Published: Thursday | August 26, 2010 Comments 0
Minister of Education Andrew Holness at yesterday's post-Cabinet press briefing at Jamaica House, St Andrew. - Norman Grindley/Chief Photographer

Nadisha Hunter, Gleaner Writer

The Government is to save $46 million through a new system to pay for students sitting external examinations.

Education Minister Andrew Holness told journalists during yesterday's regular post-Cabinet press briefing at Jamaica House that the Government would no longer subsidise students sitting mathematics, English language, information technology and a science subject in Caribbean Secondary Education Certificate (CSEC), Caribbean Advanced Proficiency Examination (CAPE) and Caribbean Certificate of Secondary Level Competence on a broad scale.

Instead, the minister said students would be required to have a grade point that would ensure a pass at the sitting of the exam.

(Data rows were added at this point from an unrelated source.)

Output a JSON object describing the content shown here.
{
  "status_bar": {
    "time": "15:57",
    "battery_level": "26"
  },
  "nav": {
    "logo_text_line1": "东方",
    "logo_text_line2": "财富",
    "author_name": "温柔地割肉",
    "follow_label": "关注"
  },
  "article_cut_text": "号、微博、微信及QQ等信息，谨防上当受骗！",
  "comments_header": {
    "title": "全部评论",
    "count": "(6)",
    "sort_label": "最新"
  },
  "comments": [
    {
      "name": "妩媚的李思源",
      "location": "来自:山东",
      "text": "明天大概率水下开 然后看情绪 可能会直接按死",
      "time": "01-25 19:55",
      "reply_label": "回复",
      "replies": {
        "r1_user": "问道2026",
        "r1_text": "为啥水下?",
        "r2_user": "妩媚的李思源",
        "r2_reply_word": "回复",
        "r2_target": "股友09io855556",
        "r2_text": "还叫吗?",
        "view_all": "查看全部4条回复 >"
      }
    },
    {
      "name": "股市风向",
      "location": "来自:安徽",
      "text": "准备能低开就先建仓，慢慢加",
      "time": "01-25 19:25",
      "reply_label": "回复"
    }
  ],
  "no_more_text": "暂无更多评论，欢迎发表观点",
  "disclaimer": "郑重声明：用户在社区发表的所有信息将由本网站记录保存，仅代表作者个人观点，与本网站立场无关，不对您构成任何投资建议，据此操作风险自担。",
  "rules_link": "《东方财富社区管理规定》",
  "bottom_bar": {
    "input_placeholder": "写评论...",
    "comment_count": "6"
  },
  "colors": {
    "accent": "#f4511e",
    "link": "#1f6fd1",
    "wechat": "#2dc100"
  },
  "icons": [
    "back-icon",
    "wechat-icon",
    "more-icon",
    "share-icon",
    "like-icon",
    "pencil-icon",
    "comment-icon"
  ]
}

Holness said the students' histories from grades 10 and 11 would be used to come up with the average that would qualify them for subsidy.

The Government had been paying the fees for these subjects since 2002.

The Government also paid the fee for students sitting the CAPE, which is equivalent to the General Certificate of Education Advanced Level.

Plans under way

The Government, however, had warned that a revision of the payment policy for students sitting the four CSEC subjects was in the pipeline.

"This has been a matter of debate for some time, we have given adequate notice of the change. I believe that students in the education system are prepared for it and I believe that it will save the Government and the public coffers quite a bit," he declared.

The minister said this approach by the Government was necessary to ease the burden on the education budget.

The ministry has been operating from a total budget of $131 million.

"We have had to move to this new funding policy because, when we examined the effectiveness of the subsidy, we realised that every year we lose approximately $5 million from students for whom we have paid, but they do not turn up to sit the exams," he charged.

Holness added: "Then, when we look at the pass rate, that is where we consider as an acceptable pass level three and above, we find that close to 40 per cent of our students are getting below the pass grade. So instead of just giving a flat subsidy we should use the subsidy as an incentive for performance."

Alluding to the Career Advance-ment Programme, which the ministry has recently developed and implemented, the minister said there were many demands on the education budget with an increase in the number of persons that the ministry would have to subsidise.

The minister assured students that the cut-off score for the subsidy, which is to be decided on soon, would not be prohibitively high. He said the ministry would keep it at a level where they would be able to capture most students who would, by virtue of their past performance, suggest that their performance on the exam would give them a grade three or higher.

He said this would be effective for the next school year.